Why? This guarantees that the shop's data always reaches the correct final state and triggers all necessary side effects (emails, invoices), even if intermediate invocations were lost or arrived out of order.

Reference: For a visual representation of the transaction states, see the official PostFinanceCheckout Transaction Process documentation.


2. Concurrency Control (Locking)

When high-volume transactions occur, multiple invocations (e.g., Authorized, Invoice, Fulfill) can arrive at the exact same millisecond. Without locking, this leads to data corruption, duplicate orders, or database deadlocks.

To prevent this, plugin-core orchestrates a strict locking lifecycle via the WebhookLifecycleHandler.

Stage 1: The Entity Lock (Deduplication)

  • Target: The specific webhook entity (e.g., Transaction_123).
  • Purpose: Prevents two processes from handling the exact same event at once.
  • Behavior: If Process A is handling Transaction_123, Process B waits. When Process B finally runs, it checks the database, sees Transaction_123 is already up-to-date, and skips.

Stage 2: The Resource Lock (Shared Resources)

  • Target: The shop resource being modified (e.g., Order_999).
  • Purpose: Prevents different types of webhook invocations (e.g., Transaction vs. DeliveryIndication) from modifying the same Order simultaneously.
  • Behavior: Even if they are different entities, if they update the same Order, they must wait in line.

Implementation Example: See example/src/MyExampleLifecycleHandler.php for a reference implementation of getLockableResources used to define these locks.


3. Persistence & Transactions

The WebhookProcessor enforces an Atomic Transaction per step in the catch-up loop.

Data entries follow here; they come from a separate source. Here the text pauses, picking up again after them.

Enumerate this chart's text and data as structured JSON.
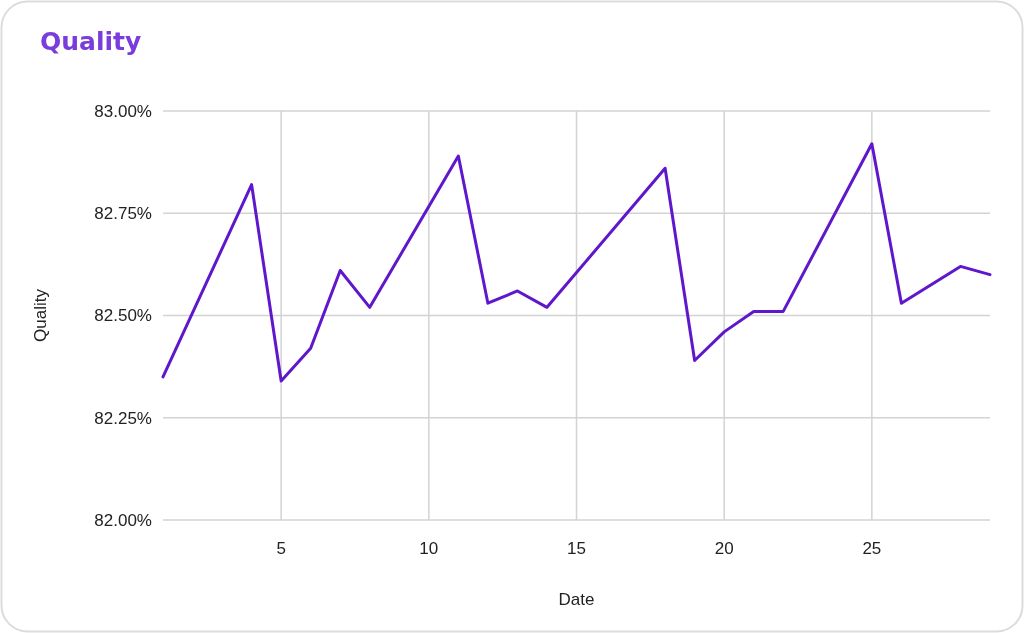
{
  "chart_data": {
    "type": "line",
    "title": "Quality",
    "xlabel": "Date",
    "ylabel": "Quality",
    "x": [
      1,
      4,
      5,
      6,
      7,
      8,
      11,
      12,
      13,
      14,
      18,
      19,
      20,
      21,
      22,
      25,
      26,
      28,
      29
    ],
    "series": [
      {
        "color": "#5f17cc",
        "values": [
          82.35,
          82.82,
          82.34,
          82.42,
          82.61,
          82.52,
          82.89,
          82.53,
          82.56,
          82.52,
          82.86,
          82.39,
          82.46,
          82.51,
          82.51,
          82.92,
          82.53,
          82.62,
          82.6
        ]
      }
    ],
    "xlim": [
      1,
      29
    ],
    "xticks": [
      5,
      10,
      15,
      20,
      25
    ],
    "ylim": [
      82,
      83
    ],
    "yticks": [
      {
        "value": 82,
        "label": "82.00%"
      },
      {
        "value": 82.25,
        "label": "82.25%"
      },
      {
        "value": 82.5,
        "label": "82.50%"
      },
      {
        "value": 82.75,
        "label": "82.75%"
      },
      {
        "value": 83,
        "label": "83.00%"
      }
    ],
    "grid": true,
    "line_style": "solid"
  }
}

  1. Pre-Process: Acquires locks, re-checks the state (to skip duplicates), and starts a database transaction.
  2. Execute: Runs the business logic Command.
  3. Post-Process: Updates the webhook_progress table, commits the transaction, and releases locks.

Critical Rule: The webhook_progress table is the source of truth for plugin-core. It must be updated in the same atomic transaction as the business logic.


4. Data Integrity & State Precedence

Locking ensures commands run one at a time, but it does not guarantee the order in which they run. A Delivery Indication (forcing Manual Review) might arrive milliseconds after a Capture command (forcing Processing).

To prevent valid data from being overwritten, Commands must implement State Precedence.

The "Safe Update" Pattern

A Command must never blindly overwrite the status of a resource. It must check the current state of the resource (loaded freshly from the database) and verify that the new state is "compatible" with the existing one.

The Priority Hierarchy (Example):

  1. Final States (Closed, Canceled) - Highest Priority (Immutable)
  2. Review States (Manual Check Required) - High Priority
  3. Process States (Processing, Authorized) - Standard Priority

The Rule: A Standard Priority command (like Authorized) must not overwrite a High Priority state (like Manual Check).

  • Scenario: If an Order is in Manual Check, and the Authorized command runs:

    • Incorrect: Overwrite status to Processing. (The merchant loses the review flag).
    • Correct: Record the authorization transaction, but skip the status update.
  • Implementation Example: See example/src/Transaction/TransactionListener.php for a reference implementation of this safety check.


5. Implementation Checklist

To implement plugin-core in a new shop system:

  • Database: Create a webhook_progress table with columns (entity_id, entity_type, last_processed_state).
  • Lifecycle Handler: Create a base handler extending DefaultWebhookLifecycleHandler.
    • Implement getLastProcessedState.
    • Implement getLockableResources (returning both Entity and Resource lock IDs).
    • Implement doAcquireLock / doReleaseLock.
    • Implement preProcess (Start Transaction) / postProcess (Commit & Update Table).
  • Commands: Write simple commands.
    • Use traits for data loading.
    • Use the Safe Update Pattern (Fresh Load + State Precedence) to prevent overwriting critical statuses.
  • Wiring: Configure the WebhookProcessor with your handler.